State officials urged residents to take seriously an order to boil all water used for drinking and cooking, even as they acknowledged that the likelihood of becoming sick from the water is small. Pipes into affected homes and businesses are now delivering mostly-clean water through a backup system, but about 3 to 5 percent is “pond water’’ from the Chestnut Hill Reservoir.
The water is being heavily chlorinated to kill bacteria, but the MWRA said people shouldn’t drink it because no test results are back yet on bacteria levels.
The crisis began early Saturday, when the metal collar, which wrapped around a rubber gasket, ruptured in a pipe system that delivers water from the Quabbin Reservoir to Boston. The collar, along with millions of gallons of water, then washed into the nearby Charles River.
Patrick said “the extent of the damage is not as great as we feared.’’ But, he said, workers should search for the broken collar and then conduct a “forensic analysis’’ to determine how it broke.
Patrick, who visited the leak site twice over the weekend and has held three news conferences about the crisis, today canceled plans to travel to Chicago where he was to the BIO International Convention, a major gathering for the biotech industry.
Frederick A. Laskey, executive director of the MWRA, said the failure could have been caused by the design, construction, or installation of the collar. Officials did rule out one theory discussed early in the crisis: that a minor earthquake could have jolted the pipes.
The collar, a large version of a standard component used to connect pipes or pipe segments in many water systems locally and nationally, was installed seven years ago by Barletta Heavy Division of Canton, the same firm that is fixing it now. State officials said they asked the company to make the repairs because it knows the pipe system well, had a replacement collar available, and had heavy equipment near the scene.
MWRA officials were looking through records to determine the manufacturer of the collar.
They were also trying to determine whether the collar was protected by a warranty, but they cautioned that was highly unlikely. Once pipes are tested and inspected, most warranties last less than two years, said Button, chief engineer for the water authority.

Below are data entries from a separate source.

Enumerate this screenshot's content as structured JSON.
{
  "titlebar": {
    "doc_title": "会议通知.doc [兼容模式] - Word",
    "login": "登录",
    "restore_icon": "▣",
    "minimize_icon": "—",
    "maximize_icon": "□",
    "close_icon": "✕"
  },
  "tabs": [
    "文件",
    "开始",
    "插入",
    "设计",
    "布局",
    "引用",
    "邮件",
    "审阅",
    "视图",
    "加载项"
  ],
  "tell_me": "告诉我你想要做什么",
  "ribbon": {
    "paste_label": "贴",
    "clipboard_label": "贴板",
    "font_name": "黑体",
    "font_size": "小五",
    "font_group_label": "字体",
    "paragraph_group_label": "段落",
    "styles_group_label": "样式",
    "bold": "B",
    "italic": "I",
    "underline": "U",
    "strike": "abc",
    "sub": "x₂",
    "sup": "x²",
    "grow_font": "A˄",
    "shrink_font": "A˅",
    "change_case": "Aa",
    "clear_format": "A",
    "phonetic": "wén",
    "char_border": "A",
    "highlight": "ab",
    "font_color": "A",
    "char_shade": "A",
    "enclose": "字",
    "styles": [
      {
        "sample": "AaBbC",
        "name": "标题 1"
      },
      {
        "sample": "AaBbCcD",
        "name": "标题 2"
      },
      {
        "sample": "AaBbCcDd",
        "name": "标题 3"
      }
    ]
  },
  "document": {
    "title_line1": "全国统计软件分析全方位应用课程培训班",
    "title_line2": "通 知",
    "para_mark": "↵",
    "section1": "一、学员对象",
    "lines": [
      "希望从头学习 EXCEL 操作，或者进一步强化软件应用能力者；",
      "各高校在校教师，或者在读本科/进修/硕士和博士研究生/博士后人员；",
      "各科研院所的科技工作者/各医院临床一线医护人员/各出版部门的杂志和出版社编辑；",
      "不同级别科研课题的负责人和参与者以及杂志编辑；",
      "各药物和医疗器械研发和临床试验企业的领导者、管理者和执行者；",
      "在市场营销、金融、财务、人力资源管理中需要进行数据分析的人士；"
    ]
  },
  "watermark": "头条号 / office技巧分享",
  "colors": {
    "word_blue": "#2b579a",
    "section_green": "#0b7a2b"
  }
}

Authorities are also seeking emergency permits from the state Department of Environmental Protection to remove some 400 cubic yards of sediment that washed into the Charles. On Sunday, the river was still a muddy brown in Waltham, about 4 miles from the break.
Across the region, homeowners and businesses seemed to be doing their best to adapt to life without drinking tap water. But there were telltale signs that life in the Boston area was at least slightly off kilter.
Dunkin’ Donuts, for one, was not selling coffee at its stores in the region. On an Amtrak train from Boston to New York yesterday, signs on the restrooms warned passengers: “Use water for washing ONLY. DO NOT DRINK!!!!!’’ And in the cafe car, the staff emphasized that they were serving coffee from New Haven.
The demand for bottled water — a commodity often vilified by environmentalists but suddenly a mandatory staple of Boston life — prompted inevitable shortages and allegations of unfair price hikes. Coakley promised to investigate “anecdotal reports’’ of price gouging.
“If we discover that businesses are engaging in price gouging, we will take appropriate legal action,’’ she said.
Not every community was affected. Cambridge was an oasis of calm amid the water crisis because it has its own supply of drinking water, from Fresh Pond and other reservoirs. Towns west of Weston were also blissfully unaffected by the crisis.